Carriers of germline BRCA2 pathogenic sequence variants have elevated aggressive prostate cancer risk and are candidates for precision oncology treatments. We examined whether BRCA2-deficient (BRCA2(d)) prostate tumors have distinct genomic alterations compared with BRCA2-intact (BRCA2(i)) tumors.

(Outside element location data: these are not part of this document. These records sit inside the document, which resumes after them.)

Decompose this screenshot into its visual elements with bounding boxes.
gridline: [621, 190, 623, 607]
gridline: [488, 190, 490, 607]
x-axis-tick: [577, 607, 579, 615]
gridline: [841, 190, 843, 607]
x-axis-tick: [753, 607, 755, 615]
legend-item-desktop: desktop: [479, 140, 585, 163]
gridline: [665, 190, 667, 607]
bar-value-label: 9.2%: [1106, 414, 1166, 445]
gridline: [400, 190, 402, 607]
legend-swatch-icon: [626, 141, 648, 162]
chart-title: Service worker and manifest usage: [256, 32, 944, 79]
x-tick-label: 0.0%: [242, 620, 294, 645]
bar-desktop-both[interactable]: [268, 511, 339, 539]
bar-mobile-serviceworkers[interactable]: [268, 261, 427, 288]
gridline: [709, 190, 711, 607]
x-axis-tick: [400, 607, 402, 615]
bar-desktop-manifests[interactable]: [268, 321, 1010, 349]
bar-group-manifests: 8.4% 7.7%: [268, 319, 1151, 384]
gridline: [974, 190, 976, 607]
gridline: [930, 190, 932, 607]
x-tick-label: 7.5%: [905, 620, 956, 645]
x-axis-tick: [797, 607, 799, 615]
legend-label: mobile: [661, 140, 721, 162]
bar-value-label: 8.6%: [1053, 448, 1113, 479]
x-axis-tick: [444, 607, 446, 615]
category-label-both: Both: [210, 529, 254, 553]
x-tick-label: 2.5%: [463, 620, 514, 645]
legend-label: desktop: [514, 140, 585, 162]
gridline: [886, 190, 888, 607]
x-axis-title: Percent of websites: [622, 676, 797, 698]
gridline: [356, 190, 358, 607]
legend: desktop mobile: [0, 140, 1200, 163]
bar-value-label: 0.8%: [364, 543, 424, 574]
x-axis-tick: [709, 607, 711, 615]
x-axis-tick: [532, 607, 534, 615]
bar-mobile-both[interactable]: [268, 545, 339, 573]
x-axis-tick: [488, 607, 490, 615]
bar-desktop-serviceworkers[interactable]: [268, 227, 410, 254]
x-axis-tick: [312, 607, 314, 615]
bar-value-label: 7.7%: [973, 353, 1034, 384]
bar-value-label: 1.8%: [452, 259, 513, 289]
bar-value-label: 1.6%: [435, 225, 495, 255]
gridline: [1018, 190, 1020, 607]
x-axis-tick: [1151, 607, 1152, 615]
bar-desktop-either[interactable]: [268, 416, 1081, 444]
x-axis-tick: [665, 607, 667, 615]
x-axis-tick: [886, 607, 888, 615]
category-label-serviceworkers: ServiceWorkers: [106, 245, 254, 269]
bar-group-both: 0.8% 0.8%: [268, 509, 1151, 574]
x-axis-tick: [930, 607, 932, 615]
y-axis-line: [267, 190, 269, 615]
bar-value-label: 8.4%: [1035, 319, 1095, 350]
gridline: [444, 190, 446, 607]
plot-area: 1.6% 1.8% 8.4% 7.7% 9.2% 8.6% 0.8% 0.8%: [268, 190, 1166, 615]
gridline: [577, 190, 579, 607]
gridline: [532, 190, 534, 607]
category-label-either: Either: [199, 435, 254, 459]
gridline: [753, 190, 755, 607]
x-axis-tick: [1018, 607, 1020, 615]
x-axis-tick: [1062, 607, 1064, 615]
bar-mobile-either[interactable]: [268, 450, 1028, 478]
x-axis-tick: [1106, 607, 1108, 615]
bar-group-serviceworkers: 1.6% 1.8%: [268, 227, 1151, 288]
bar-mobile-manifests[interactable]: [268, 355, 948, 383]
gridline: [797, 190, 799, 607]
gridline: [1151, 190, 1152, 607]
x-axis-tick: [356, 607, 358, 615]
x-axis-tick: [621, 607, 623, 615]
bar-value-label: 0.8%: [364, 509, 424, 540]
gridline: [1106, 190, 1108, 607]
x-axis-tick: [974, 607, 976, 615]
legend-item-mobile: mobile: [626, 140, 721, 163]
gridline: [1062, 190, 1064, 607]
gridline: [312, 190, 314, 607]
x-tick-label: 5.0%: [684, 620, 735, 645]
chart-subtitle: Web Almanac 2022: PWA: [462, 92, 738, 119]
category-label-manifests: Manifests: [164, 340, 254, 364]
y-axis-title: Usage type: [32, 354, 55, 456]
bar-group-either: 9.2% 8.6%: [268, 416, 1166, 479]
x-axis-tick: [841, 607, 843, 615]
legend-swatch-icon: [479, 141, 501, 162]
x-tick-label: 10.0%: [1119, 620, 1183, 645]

Among 2536 primary and 899 metastatic prostate tumors from the ICGC, GENIE, and TCGA databases, we identified 138 primary and 85 metastatic BRCA2(d) tumors. Total tumor mutation burden (TMB) was higher among primary BRCA2(d) tumors, although pathogenic TMB did not differ by tumor BRCA2 status. Pathogenic and total single nucleotide variant (SNV) frequencies at KMT2D were higher in BRCA2(d) primary tumors, as was the total SNV frequency at KMT2D in BRCA2(d) metastatic tumors. Homozygous deletions at NEK3, RB1, and APC were enriched in BRCA2(d) primary tumors, and RB1 deletions in metastatic BRCA2(d) tumors as well. TMPRSS2-ETV1 fusions were more common in BRCA2(d) tumors. These results identify somatic alterations that hallmark etiological and prognostic differences between BRCA2(d) and BRCA2(i) prostate tumors.

Automated summary

Carriers of germline BRCA2 pathogenic sequence variants have an increased risk of aggressive prostate cancer, and may benefit from precision oncology treatments. This study found distinct genomic alterations between BRCA2-deficient (BRCA2(d)) and BRCA2-intact (BRCA2(i)) prostate tumors, which are associated with etiological and prognostic differences.